Later this afternoon we might be able to go home!
It’s been an ordeal.
If your kid goes in the hospital, please remember:
– write everything down in an organized way. Doctor names, nurse names, medicines with dosage and time. The hospital should pass out some kind of little record book for parents, really. Write down who says what. I think it would have helped if I had re-organized and transcribed my notes every day. But what notes I had were very helpful.
– It is your right and responsibility as a parent to be the advocate for the patient – your child. You are the one who has to look out for their interests, health, and comfort. (The doctors’ job is to have your kid not die or suffer permanent physical damage, and to get you out of the hospital as fast as possible without getting sued.)
– Consider everything you know about the game of “telephone” or “gossip” and principles of communication. Multiply times a million. Your job is to prevent that.
– Make each doctor and each nurse who comes on shift explain to you what they know about the facts of the case. When I do this I find that they often have significant details wrong. You have to know what they think they know, in order for YOU to judge if their judgements are good.
– It does not matter how polite, nice, sympathetic, good bedside manner the doctor has. Do not worry about hurting the nice doctor’s feelings or making them think you are annoying. Make them tell you straight up if they are uncertain about something, and their justifications for doing stuff.
– learn to be quick with your narrative and give only the significant details. It’s hard to figure out what’s significant to a doctor.
– call them on their bullshit when they say stuff that disses your kid – “oh, you know how stubborn/whiny/etc kids can be”. No. Your kid has dignity, and is in pain, and if they are scared, it’s for good reason. That has to be respected, and often you have to remind a doctor of it.
– remember that doctors have tension and power struggles between each other, between departments, nurses, etc. Just stay alert to that. Often there is a lot of bullshit going on. First you have to know it and “name the problem”. Gossip with whoever will gossip with you.
– If something isn’t working and your kid’s freaking, back off for a few minutes and try again. If it isn’t crucial, there is no need to be in a brutal power struggle, especially with an audience of nurses. And that dynamic can develop very quickly.
– look shit up. i know, I have it good with the laptop so I can check on everything.
– call for backup from friends. I should have done this more, because then I would be more effective when “on duty”.
– don’t deny the kid’s pain or try to trick them or say that something won’t hurt when it will. On the other hand don’t reward them for whining. It’s a fine line. Acknowledge that the pain is hard, and that it sucks, and then praise them for dealing with it as well as they are.

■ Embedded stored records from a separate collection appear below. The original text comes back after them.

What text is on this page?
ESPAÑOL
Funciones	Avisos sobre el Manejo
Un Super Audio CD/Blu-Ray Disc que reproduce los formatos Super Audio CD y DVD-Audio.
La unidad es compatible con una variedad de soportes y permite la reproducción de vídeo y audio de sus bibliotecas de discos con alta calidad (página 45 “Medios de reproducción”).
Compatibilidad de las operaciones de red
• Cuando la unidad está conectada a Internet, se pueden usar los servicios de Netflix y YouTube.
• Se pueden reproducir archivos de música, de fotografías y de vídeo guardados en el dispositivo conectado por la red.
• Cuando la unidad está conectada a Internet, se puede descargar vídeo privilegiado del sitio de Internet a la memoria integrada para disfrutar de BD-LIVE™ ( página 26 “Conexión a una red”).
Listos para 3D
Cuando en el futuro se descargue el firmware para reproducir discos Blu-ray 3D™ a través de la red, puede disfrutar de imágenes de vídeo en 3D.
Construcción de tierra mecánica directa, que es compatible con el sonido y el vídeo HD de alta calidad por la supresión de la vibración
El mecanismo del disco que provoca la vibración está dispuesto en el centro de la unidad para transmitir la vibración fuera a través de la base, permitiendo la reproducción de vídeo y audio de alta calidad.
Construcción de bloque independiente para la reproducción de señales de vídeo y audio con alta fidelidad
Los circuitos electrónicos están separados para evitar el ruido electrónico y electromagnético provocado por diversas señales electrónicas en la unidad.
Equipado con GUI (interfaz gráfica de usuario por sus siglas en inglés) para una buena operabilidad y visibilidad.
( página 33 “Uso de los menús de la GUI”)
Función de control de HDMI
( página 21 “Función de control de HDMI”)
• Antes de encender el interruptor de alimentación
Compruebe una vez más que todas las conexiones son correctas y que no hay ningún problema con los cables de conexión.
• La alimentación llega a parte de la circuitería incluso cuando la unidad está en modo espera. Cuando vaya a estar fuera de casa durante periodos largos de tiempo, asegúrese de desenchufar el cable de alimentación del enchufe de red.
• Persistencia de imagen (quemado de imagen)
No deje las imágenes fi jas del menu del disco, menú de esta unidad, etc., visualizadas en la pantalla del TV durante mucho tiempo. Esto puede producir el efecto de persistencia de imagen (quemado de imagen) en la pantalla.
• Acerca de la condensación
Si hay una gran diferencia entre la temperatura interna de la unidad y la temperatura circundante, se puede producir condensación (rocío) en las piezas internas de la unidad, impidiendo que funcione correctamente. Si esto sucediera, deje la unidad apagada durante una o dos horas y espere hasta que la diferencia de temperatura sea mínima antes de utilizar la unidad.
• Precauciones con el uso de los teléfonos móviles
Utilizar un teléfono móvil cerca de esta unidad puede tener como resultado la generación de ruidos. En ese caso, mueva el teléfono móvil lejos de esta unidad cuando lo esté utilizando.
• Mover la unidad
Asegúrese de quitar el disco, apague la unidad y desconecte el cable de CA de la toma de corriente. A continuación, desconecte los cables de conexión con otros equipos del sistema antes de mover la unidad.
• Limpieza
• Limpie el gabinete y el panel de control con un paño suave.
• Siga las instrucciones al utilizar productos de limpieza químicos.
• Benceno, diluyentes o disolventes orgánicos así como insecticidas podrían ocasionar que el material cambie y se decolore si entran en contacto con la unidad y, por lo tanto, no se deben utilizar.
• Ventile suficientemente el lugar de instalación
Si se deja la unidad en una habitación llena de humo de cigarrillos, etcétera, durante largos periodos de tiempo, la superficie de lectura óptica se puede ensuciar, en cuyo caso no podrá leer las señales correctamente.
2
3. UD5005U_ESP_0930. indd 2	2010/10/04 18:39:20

– stories of times you were suffering, and then time passed and you got over it, are helpful
– offer your kid lots of minor pain relief/comfort measures. Vaseline their lips. Alternate hot and cold packs. Give them a wet facecloth or a wipe. Anything they can control is especially good.
– fight to minimize chaos, keep everything neat and at hand. establish “now we’re eating… now we’re stopping entertainment and trying to sleep”. again, hard to do in a hospital environment.
That’s it for now. Actually, all this is great to keep in mind for yourself and anyone you know in the hospital. Keep it in mind with elder care, etc. The person who’s sick is usually in no place to think of all this stuff and factor it into decision making. So anyone, child or adult, in a hospital system who has an advocate is very lucky.